In the Exeter Flying Post for the tenth of August 1814 was reported the hanging of William Vincent, a smuggler who, with other smugglers, had murdered an exciseman. The murder had taken place nine years before on the beach near Churston Ferrers. The exciseman was called Thomas Wills. The news of William Vincent’s grisly execution must have made chilling reading for the many in Lympstone and Kenton and elsewhere on the Estuary who were working hand in glove with the free traders of the coast ferrying the contraband goods across the Exe on their way up country.

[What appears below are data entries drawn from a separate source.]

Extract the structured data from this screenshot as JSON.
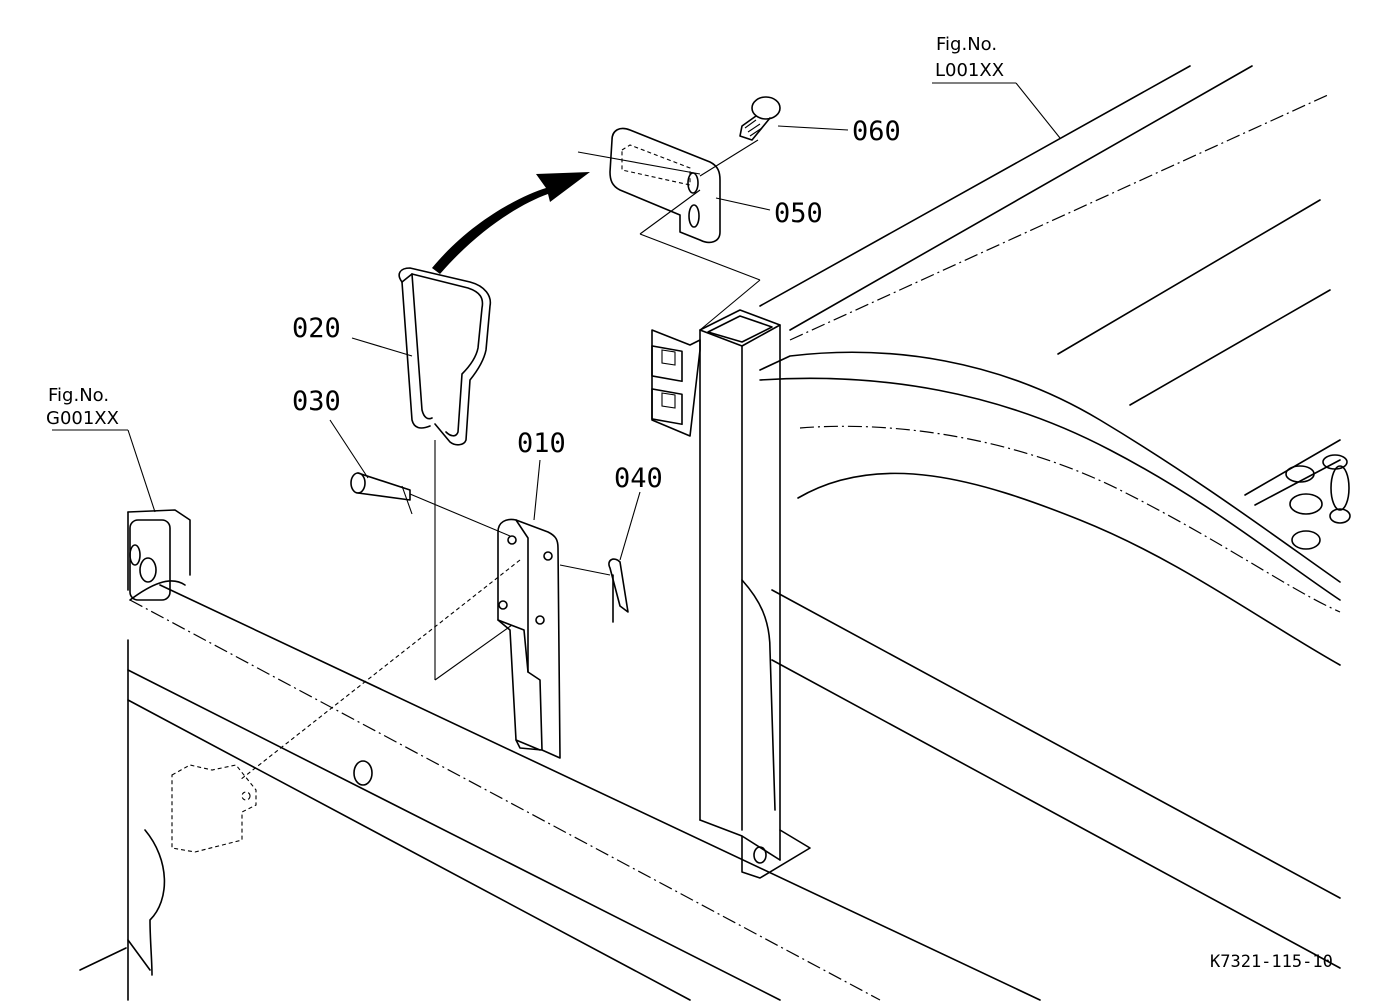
{
  "callouts": [
    {
      "id": "010",
      "label": "010"
    },
    {
      "id": "020",
      "label": "020"
    },
    {
      "id": "030",
      "label": "030"
    },
    {
      "id": "040",
      "label": "040"
    },
    {
      "id": "050",
      "label": "050"
    },
    {
      "id": "060",
      "label": "060"
    }
  ],
  "references": {
    "left": {
      "title": "Fig.No.",
      "code": "G001XX"
    },
    "right": {
      "title": "Fig.No.",
      "code": "L001XX"
    }
  },
  "figure_code": "K7321-115-10"
}
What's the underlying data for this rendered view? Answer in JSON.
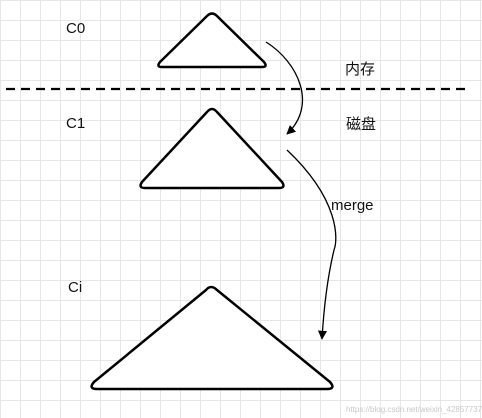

The evidence against William Vincent was strong enough for him to be found guilty at the Exeter Assizes and he was sentenced to be hung by the neck at the Devon Gaol Drop on Saturday the third of August. The prisoner, however, had a knife with which, very early in the morning of the fatal day, he tried to cut his own throat, “but not so effectually as to deprive him of existence.” He was carried to the execution platform on a bed and with not much life left in him. When the hangman turned him off, “the blood gushed from his wound, flowing over his body and arms which rendered it a most shocking sight to the spectators.” After his bleeding corpse had dangled for the prescribed time it was taken to the Devon and Exeter Hospital for dissection.
The parson sighed, put down his paper and reached for the brandy.